Average Pitcher Runs – Weighted Runs Below Average = Expected Runs
59.41 – 38.22 = 21.19
Based on Scherzer’s xwOBA, he should have only given up 21.19 to this point in the season. If this sounds incredible it’s because this is the lowest mark of any starting pitcher though the first half of the season. Finally, XRA is found by using the RA/9 formula by multiplying the expected number of runs allowed by 9 and then dividing by innings pitched.
(9 * Expected Runs) / Innings Pitched = XRA
(9 * 21.19) / 128.33 = 1.49
Max Scherzer’s XRA of 1.49 is easily the lowest of any starter through the first half. The second best starter has been Chris Sale who has a 2.15 XRA. Of course these names are not surprising as they each started the All Star Game and are both currently the front runners for their leagues’ respective cy young award.
Here is a list of the top ten qualified pitchers:
And the bottom ten:
It is interesting to see that three members of the Giants rotation rank in the bottom seven in all of baseball. In fact, AT&T Park is such a pitcher-friendly park that once you park adjust these numbers, Moore, Cain and Cueto become the three worst pitchers in baseball. It’s not surprising then why the Giants are having such a disappointing season.
One measure of a good stat is whether or not it matches your perception. Therefore, while it is interesting to see Dan Straily as one of the best pitchers in baseball and Johnny Cueto as one of the worst, it is much more assuring to see Max Scherzer, Chris Sale and Clayton Kershaw as some of the very best in the sport. The numbers for relievers also reveal how dominant Kenley Jansen and Craig Kimbrel have been. This is all good evidence that XRA is doing what it is supposed to do, accurately displaying how good pitchers have actually been, independent of all other factors.

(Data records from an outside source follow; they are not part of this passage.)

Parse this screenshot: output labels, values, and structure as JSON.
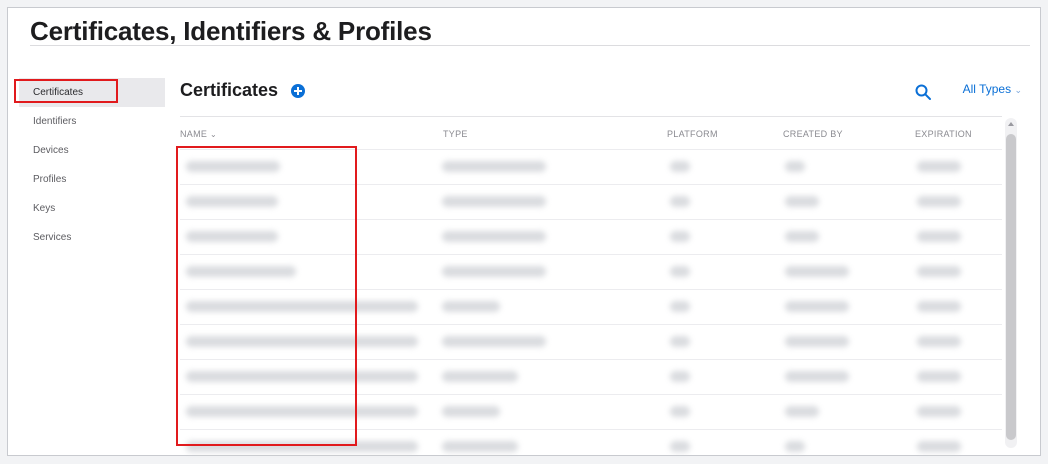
{
  "page": {
    "title": "Certificates, Identifiers & Profiles"
  },
  "sidebar": {
    "items": [
      {
        "label": "Certificates",
        "active": true
      },
      {
        "label": "Identifiers"
      },
      {
        "label": "Devices"
      },
      {
        "label": "Profiles"
      },
      {
        "label": "Keys"
      },
      {
        "label": "Services"
      }
    ]
  },
  "main": {
    "title": "Certificates",
    "add_icon": "plus-circle-icon",
    "search_icon": "search-icon",
    "filter_label": "All Types",
    "filter_chevron": "⌄",
    "colors": {
      "accent": "#0a6fd6",
      "highlight": "#e11a1d"
    }
  },
  "table": {
    "columns": [
      "NAME",
      "TYPE",
      "PLATFORM",
      "CREATED BY",
      "EXPIRATION"
    ],
    "sort_indicator": "⌄",
    "rows": [
      {
        "name": "",
        "type": "",
        "platform": "",
        "created": "",
        "expiration": ""
      },
      {
        "name": "",
        "type": "",
        "platform": "",
        "created": "",
        "expiration": ""
      },
      {
        "name": "",
        "type": "",
        "platform": "",
        "created": "",
        "expiration": ""
      },
      {
        "name": "",
        "type": "",
        "platform": "",
        "created": "",
        "expiration": ""
      },
      {
        "name": "",
        "type": "",
        "platform": "",
        "created": "",
        "expiration": ""
      },
      {
        "name": "",
        "type": "",
        "platform": "",
        "created": "",
        "expiration": ""
      },
      {
        "name": "",
        "type": "",
        "platform": "",
        "created": "",
        "expiration": ""
      },
      {
        "name": "",
        "type": "",
        "platform": "",
        "created": "",
        "expiration": ""
      },
      {
        "name": "",
        "type": "",
        "platform": "",
        "created": "",
        "expiration": ""
      }
    ]
  }
}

Another important characteristic of a good stat is how well it correlates from year to year. While ERA is the most simple and popular way to look at pitchers, it is not very consistent. XRA is much more consistent than ERA and FIP and also compares favorably with xFIP. However, it is not as consistent as DRA. DRA controls for so many aspects of the game that it should be expected to be the most consistent. However, being the most predictive or most consistent stat is not necessarily the goal of XRA. The real goal is to show how well the pitcher actually did, and XRA seems to do this remarkably. While not being as consistent as a stat like DRA, the level of consistency is extremely encouraging and puts it right in line with the other run estimators.
XRA is a stat that takes luck, defense, and ballpark dimensions out of the equation. When evaluating a pitcher, he shouldn’t be penalized for giving up a 350-foot pop fly for a home run in Cincinnati while being rewarded for that same pop fly being caught for an easy out in Miami. With XRA, no longer will people have to quibble about BABIP, since it is results-independent and removes all luck from consideration. A ground ball with eyes will now be treated the same whether it squirts through for a single or is tracked down for an out. Pitching ability will no longer need to be measured with an eye on the level of the defense. It takes a good offense, a good pitching staff and a good defense to make a great team, and with XRA we can finally separate all of these important factions.